Dating: explicit colophon — Kōchō 2 (1262), 1st month, 9th day — places the transmission to Raiyu (age 37) at the Daigo-ji Hō’on-in. The twenty-one fascicles were compiled over the subsequent years; Raiyu’s death in 1304 sets the latest possible terminus.

Etymology of the title (master’s oral-instruction): “In ancient times these were called origami (folded papers). On the folded-papers were noted the seed-syllables, three-sacred-deities, mudrās and mantras for the transmissions. Recently, however, the late Sōjō [Henchi-in Sōjō] bound the folded-papers together; following the usage he wrote down the deity-method-citations, dedicating a separate booklet for each deity to serve as the transmission-master copy. These are then called usu-zōshi (thin booklets) — that is this present work.”

Method: a comprehensive ritual-handbook organized deity-by-deity. Each fascicle treats a distinct honzon (root-deity) of Shingon ritual practice — Acalanātha, Mahāvairocana, the Five Wisdom Buddhas, the various Vidyārāja (明王), the Eight Great Bodhisattvas, the Twelve Devas, etc. — with the full ritual-sequence (mudrā, mantra, visualisation, honzon iconography, ritual-purpose) and the corresponding oral-instructions of the master.

Transmission protocol: the opening Q&A — “What is the transmission-procedure?” — describes the rite by which the master-and-disciple, contemplating respectively Mahāvairocana and Vajrasattva, mutually visualise each other in the seed-syllable [A] and [Vaṃ] at the heart, in imitation of the iron-stūpa transmission of the dharma.

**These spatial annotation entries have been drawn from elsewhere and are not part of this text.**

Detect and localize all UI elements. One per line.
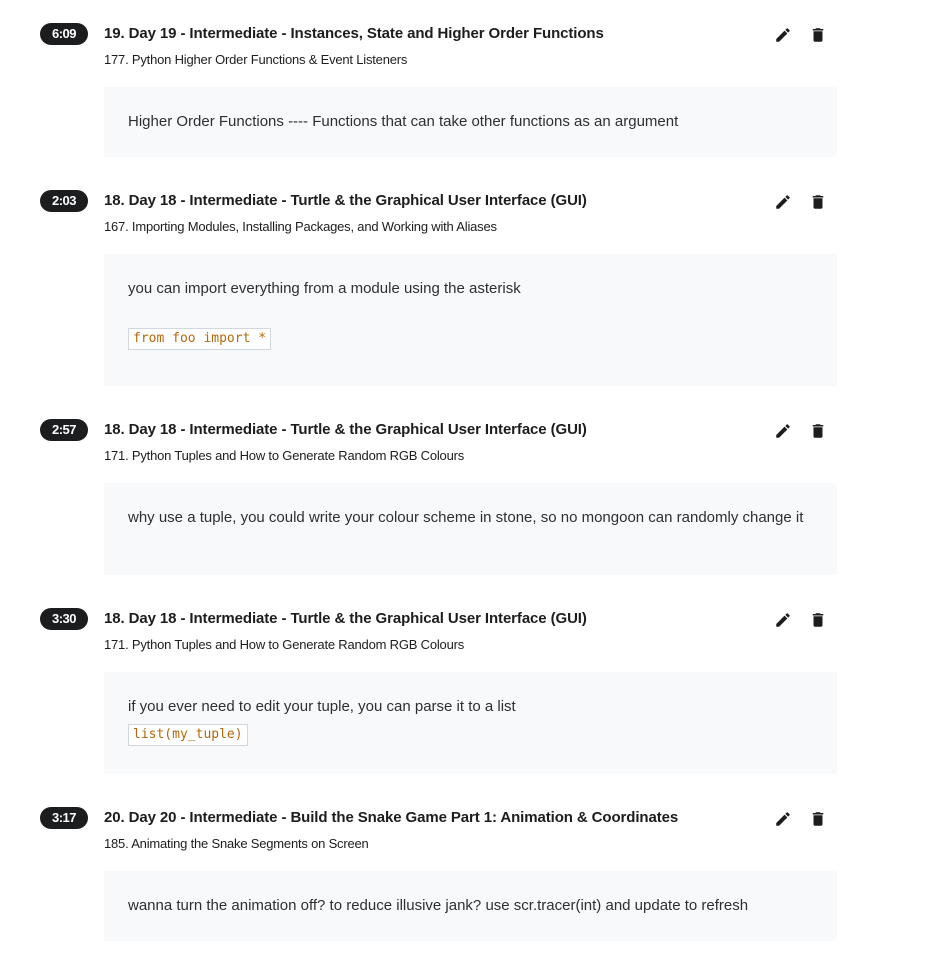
pencil-icon xyxy=(776,424,790,438)
pencil-icon xyxy=(776,195,790,209)
delete-button[interactable] xyxy=(806,23,830,47)
pencil-icon xyxy=(776,613,790,627)
note-text: Higher Order Functions ---- Functions th… xyxy=(128,113,679,130)
trash-icon xyxy=(812,195,824,209)
edit-button[interactable] xyxy=(771,807,795,831)
timestamp-badge[interactable]: 2:57 xyxy=(40,419,88,441)
note-text: if you ever need to edit your tuple, you… xyxy=(128,698,516,715)
timestamp-badge[interactable]: 3:30 xyxy=(40,608,88,630)
note-section-title: 20. Day 20 - Intermediate - Build the Sn… xyxy=(104,809,679,826)
pencil-icon xyxy=(776,812,790,826)
note-text: wanna turn the animation off? to reduce … xyxy=(128,897,749,914)
delete-button[interactable] xyxy=(806,807,830,831)
trash-icon xyxy=(812,812,824,826)
note-body: Higher Order Functions ---- Functions th… xyxy=(104,87,837,157)
edit-button[interactable] xyxy=(771,23,795,47)
note-body: wanna turn the animation off? to reduce … xyxy=(104,871,837,941)
delete-button[interactable] xyxy=(806,419,830,443)
delete-button[interactable] xyxy=(806,190,830,214)
note-lecture-title: 185. Animating the Snake Segments on Scr… xyxy=(104,836,369,851)
note-lecture-title: 171. Python Tuples and How to Generate R… xyxy=(104,448,465,463)
edit-button[interactable] xyxy=(771,190,795,214)
timestamp-badge[interactable]: 2:03 xyxy=(40,190,88,212)
note-lecture-title: 177. Python Higher Order Functions & Eve… xyxy=(104,52,408,67)
edit-button[interactable] xyxy=(771,608,795,632)
note-lecture-title: 171. Python Tuples and How to Generate R… xyxy=(104,637,465,652)
trash-icon xyxy=(812,613,824,627)
note-section-title: 19. Day 19 - Intermediate - Instances, S… xyxy=(104,25,604,42)
note-body: if you ever need to edit your tuple, you… xyxy=(104,672,837,774)
code-snippet: from foo import * xyxy=(128,328,272,350)
code-snippet: list(my_tuple) xyxy=(128,724,248,746)
trash-icon xyxy=(812,424,824,438)
pencil-icon xyxy=(776,28,790,42)
note-text: you can import everything from a module … xyxy=(128,280,521,297)
trash-icon xyxy=(812,28,824,42)
note-text: why use a tuple, you could write your co… xyxy=(128,509,804,526)
note-section-title: 18. Day 18 - Intermediate - Turtle & the… xyxy=(104,421,587,438)
timestamp-badge[interactable]: 3:17 xyxy=(40,807,88,829)
note-section-title: 18. Day 18 - Intermediate - Turtle & the… xyxy=(104,192,587,209)
note-section-title: 18. Day 18 - Intermediate - Turtle & the… xyxy=(104,610,587,627)
note-body: you can import everything from a module … xyxy=(104,254,837,386)
notes-list: 6:09 19. Day 19 - Intermediate - Instanc… xyxy=(0,0,930,958)
note-body: why use a tuple, you could write your co… xyxy=(104,483,837,575)
note-lecture-title: 167. Importing Modules, Installing Packa… xyxy=(104,219,497,234)
timestamp-badge[interactable]: 6:09 xyxy=(40,23,88,45)
delete-button[interactable] xyxy=(806,608,830,632)
edit-button[interactable] xyxy=(771,419,795,443)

Significance: the most extensive of Raiyu’s late-Kamakura Shingon ritual-scholastic compilations and a principal documentary source for the Daigo Sanbō-in Henchi-in transmission-lineage.

Translations and research

  • No substantial Western-language translation located.
  • For the Sanbō-in Henchi-in transmission lineage: Kushida Ryōkō, Zoku Shingon Mikkyō seiritsu katei no kenkyū (1979).